Cornelia Saxe „Das gesellige Canapé – Die Renaissance der Berliner Salons
Quadriga Verlag by Ullstein, 1999, Kap. "Juliettes Literatursalon" im Scheunen-Viertel

"Lieber der erste Mann im Dorf, als der zweite Mann im Staate", ist einer der nicht ganz ernst gemeinten Leitsprüche von Hartmut Fischer. Das Dorf ist in seinem Fall das Berliner Scheunenviertel, der Lebensmittelpunkt des Buchhändlers sein dort existierender Salon-Buchladen. Die Gegend wurde schon früher von einer Mischung aus Intellektuellen, Künstlern, Halbwelt und Boheme bevorzugt. Aus diesen Kreisen kennt er heute fast alle im Karree. In der Mulackstraße Otto von der "Sushi-Bar", in der Alten Schönhauser die Restaurant-Betreiber vom Italiener "Canta Maggio", von der Volksbühne Christoph Schlingensief und einige Schauspieler, die abends auf einen Wein bei ihm vorbeikommen. Die Komödiantin Annika Krump, bekannt als "Palmakunkel - die singende Tellermiene", wohnt ein paar Häuser weiter und stöbert manchmal in Fischers Bücherregalen nach vertonbaren Gedichten.
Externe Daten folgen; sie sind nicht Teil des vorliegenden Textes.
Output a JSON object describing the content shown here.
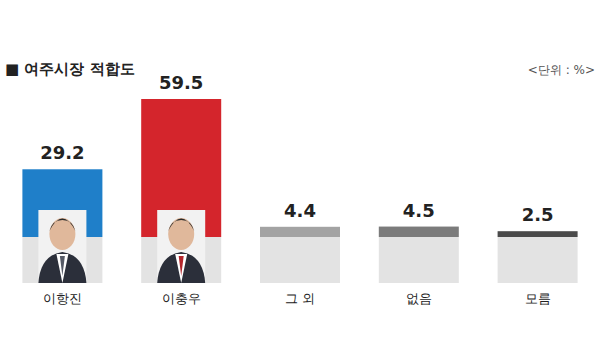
{
  "chart_data": {
    "type": "bar",
    "title": "■ 여주시장 적합도",
    "subtitle": "<단위 : %>",
    "categories": [
      "이항진",
      "이충우",
      "그 외",
      "없음",
      "모름"
    ],
    "values": [
      29.2,
      59.5,
      4.4,
      4.5,
      2.5
    ],
    "colors": [
      "#1f7fc9",
      "#d4252c",
      "#a3a3a3",
      "#7b7b7b",
      "#4a4a4a"
    ],
    "data_labels": true,
    "tick_labels": "x"
  }
}
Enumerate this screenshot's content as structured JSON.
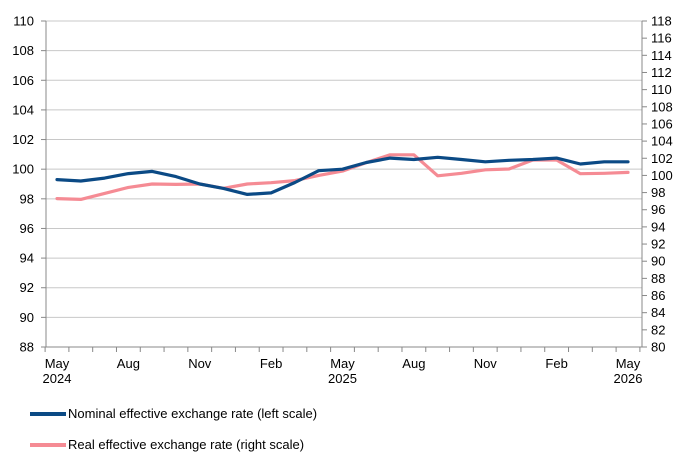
{
  "chart_data": {
    "type": "line",
    "x": [
      "2024-05",
      "2024-06",
      "2024-07",
      "2024-08",
      "2024-09",
      "2024-10",
      "2024-11",
      "2024-12",
      "2025-01",
      "2025-02",
      "2025-03",
      "2025-04",
      "2025-05",
      "2025-06",
      "2025-07",
      "2025-08",
      "2025-09",
      "2025-10",
      "2025-11",
      "2025-12",
      "2026-01",
      "2026-02",
      "2026-03",
      "2026-04",
      "2026-05"
    ],
    "x_tick_labels": [
      {
        "x": "2024-05",
        "line1": "May",
        "line2": "2024"
      },
      {
        "x": "2024-08",
        "line1": "Aug",
        "line2": ""
      },
      {
        "x": "2024-11",
        "line1": "Nov",
        "line2": ""
      },
      {
        "x": "2025-02",
        "line1": "Feb",
        "line2": ""
      },
      {
        "x": "2025-05",
        "line1": "May",
        "line2": "2025"
      },
      {
        "x": "2025-08",
        "line1": "Aug",
        "line2": ""
      },
      {
        "x": "2025-11",
        "line1": "Nov",
        "line2": ""
      },
      {
        "x": "2026-02",
        "line1": "Feb",
        "line2": ""
      },
      {
        "x": "2026-05",
        "line1": "May",
        "line2": "2026"
      }
    ],
    "y_left": {
      "min": 88,
      "max": 110,
      "step": 2
    },
    "y_right": {
      "min": 80,
      "max": 118,
      "step": 2
    },
    "grid": true,
    "legend_position": "bottom",
    "series": [
      {
        "name": "Nominal effective exchange rate (left scale)",
        "axis": "left",
        "color": "#0b4a85",
        "values": [
          99.3,
          99.2,
          99.4,
          99.7,
          99.85,
          99.5,
          99.0,
          98.7,
          98.3,
          98.4,
          99.1,
          99.9,
          100.0,
          100.45,
          100.75,
          100.65,
          100.8,
          100.65,
          100.5,
          100.6,
          100.65,
          100.75,
          100.35,
          100.5,
          100.5
        ]
      },
      {
        "name": "Real effective exchange rate (right scale)",
        "axis": "right",
        "color": "#f58b94",
        "values": [
          97.3,
          97.2,
          97.9,
          98.6,
          99.0,
          98.95,
          99.0,
          98.5,
          99.0,
          99.15,
          99.4,
          100.0,
          100.5,
          101.5,
          102.4,
          102.4,
          99.95,
          100.25,
          100.65,
          100.75,
          101.8,
          101.8,
          100.2,
          100.25,
          100.35
        ]
      }
    ]
  }
}
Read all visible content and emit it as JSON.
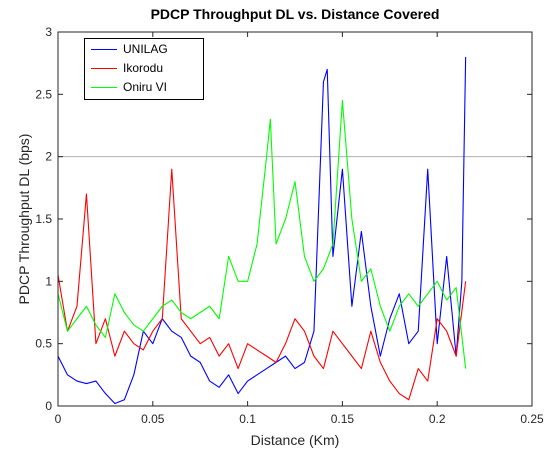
{
  "chart_data": {
    "type": "line",
    "title": "PDCP Throughput DL vs. Distance Covered",
    "xlabel": "Distance (Km)",
    "ylabel": "PDCP Throughput DL (bps)",
    "xlim": [
      0,
      0.25
    ],
    "ylim": [
      0,
      3
    ],
    "x_ticks": [
      "0",
      "0.05",
      "0.1",
      "0.15",
      "0.2",
      "0.25"
    ],
    "y_ticks": [
      "0",
      "0.5",
      "1",
      "1.5",
      "2",
      "2.5",
      "3"
    ],
    "reference_line_y": 2,
    "legend_position": "top-left",
    "series": [
      {
        "name": "UNILAG",
        "color": "#0000ff",
        "x": [
          0,
          0.005,
          0.01,
          0.015,
          0.02,
          0.025,
          0.03,
          0.035,
          0.04,
          0.045,
          0.05,
          0.055,
          0.06,
          0.065,
          0.07,
          0.075,
          0.08,
          0.085,
          0.09,
          0.095,
          0.1,
          0.105,
          0.11,
          0.115,
          0.12,
          0.125,
          0.13,
          0.135,
          0.14,
          0.142,
          0.145,
          0.15,
          0.155,
          0.16,
          0.165,
          0.17,
          0.175,
          0.18,
          0.185,
          0.19,
          0.195,
          0.2,
          0.205,
          0.21,
          0.213,
          0.215
        ],
        "y": [
          0.4,
          0.25,
          0.2,
          0.18,
          0.2,
          0.1,
          0.02,
          0.05,
          0.25,
          0.6,
          0.5,
          0.7,
          0.6,
          0.55,
          0.4,
          0.35,
          0.2,
          0.15,
          0.25,
          0.1,
          0.2,
          0.25,
          0.3,
          0.35,
          0.4,
          0.3,
          0.35,
          0.6,
          2.6,
          2.7,
          1.2,
          1.9,
          0.8,
          1.4,
          0.8,
          0.4,
          0.7,
          0.9,
          0.5,
          0.6,
          1.9,
          0.5,
          1.2,
          0.4,
          1.0,
          2.8
        ]
      },
      {
        "name": "Ikorodu",
        "color": "#ff0000",
        "x": [
          0,
          0.005,
          0.01,
          0.015,
          0.02,
          0.025,
          0.03,
          0.035,
          0.04,
          0.045,
          0.05,
          0.055,
          0.06,
          0.065,
          0.07,
          0.075,
          0.08,
          0.085,
          0.09,
          0.095,
          0.1,
          0.105,
          0.11,
          0.115,
          0.12,
          0.125,
          0.13,
          0.135,
          0.14,
          0.145,
          0.15,
          0.155,
          0.16,
          0.165,
          0.17,
          0.175,
          0.18,
          0.185,
          0.19,
          0.195,
          0.2,
          0.205,
          0.21,
          0.215
        ],
        "y": [
          1.05,
          0.6,
          0.8,
          1.7,
          0.5,
          0.7,
          0.4,
          0.6,
          0.5,
          0.45,
          0.6,
          0.7,
          1.9,
          0.7,
          0.6,
          0.5,
          0.55,
          0.4,
          0.5,
          0.3,
          0.5,
          0.45,
          0.4,
          0.35,
          0.5,
          0.7,
          0.6,
          0.4,
          0.3,
          0.6,
          0.5,
          0.4,
          0.3,
          0.6,
          0.35,
          0.2,
          0.1,
          0.05,
          0.3,
          0.2,
          0.7,
          0.6,
          0.4,
          1.0
        ]
      },
      {
        "name": "Oniru VI",
        "color": "#00ff00",
        "x": [
          0,
          0.005,
          0.01,
          0.015,
          0.02,
          0.025,
          0.03,
          0.035,
          0.04,
          0.045,
          0.05,
          0.055,
          0.06,
          0.065,
          0.07,
          0.075,
          0.08,
          0.085,
          0.09,
          0.095,
          0.1,
          0.105,
          0.11,
          0.112,
          0.115,
          0.12,
          0.125,
          0.13,
          0.135,
          0.14,
          0.145,
          0.15,
          0.155,
          0.16,
          0.165,
          0.17,
          0.175,
          0.18,
          0.185,
          0.19,
          0.195,
          0.2,
          0.205,
          0.21,
          0.215
        ],
        "y": [
          0.9,
          0.6,
          0.7,
          0.8,
          0.65,
          0.55,
          0.9,
          0.75,
          0.65,
          0.6,
          0.7,
          0.8,
          0.85,
          0.75,
          0.7,
          0.75,
          0.8,
          0.7,
          1.2,
          1.0,
          1.0,
          1.3,
          2.0,
          2.3,
          1.3,
          1.5,
          1.8,
          1.2,
          1.0,
          1.1,
          1.3,
          2.45,
          1.5,
          1.0,
          1.1,
          0.8,
          0.6,
          0.8,
          0.9,
          0.8,
          0.9,
          1.0,
          0.85,
          0.95,
          0.3
        ]
      }
    ]
  }
}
"Juliettes Literatursalon - Buchhandlung Galerie" steht dezent an der Eingangstür. Es gibt keine Ladenaufschrift und kein Schild mit den Öffnungszeiten. Die regelmäßigen Besucher bemerken bald: die Buchhandlung ist eigentlich ein Wohnzimmer, der gesellige Ort ein Salon. Denn hier riecht es nicht nur nach Papier, sondern auch nach Zigarettenrauch und Wein. Läuft man am Laden vorbei, sieht man durch die großen Schaufenster Fischer und seinen Compagnion Hendrik Rohlf oft noch am Abend und auch an den Wochenenden mit Gästen auf dem rosafarbenen Canapé sitzen. Von draußen wirkt dieses Bild sehr einladend. Sitzt man selber in der Runde, fühlt man sich den Blicken der vorbeieilenden Passanten bisweilen preisgegeben.

„Wenn man einmal bei mir drin war, dann genießt man den Blick auf die Bäume, die selten sind in Berlin-Mitte, und vor allem auf den Himmel, der eine wichtige Rolle spielt für freie Gedanken", philosophiert der junge Inhaber über seinen Laden, während wir im „Canta Maggio“ sitzen und Soave trinken. Im weichen Tonfall seiner Stimme schwingt noch eine Spur seiner süddeutschen Heimat mit. Der Buchhändler, der sich zu Hause schon die ersten Sporen als erfolgreicher Literatur-Veranstalter verdient hatte, ist vor vier Jahren aus Tübingen hierher gezogen. Er wollte weg aus dem beschaulichen Hölderlin-Städtchen, wo man ihm und seinem damaligen Mitstreiter mitunter in den Gassen hinterhertuschelte: "Da sind die seltsamen Typen aus dem Club mit dem Sex-Café."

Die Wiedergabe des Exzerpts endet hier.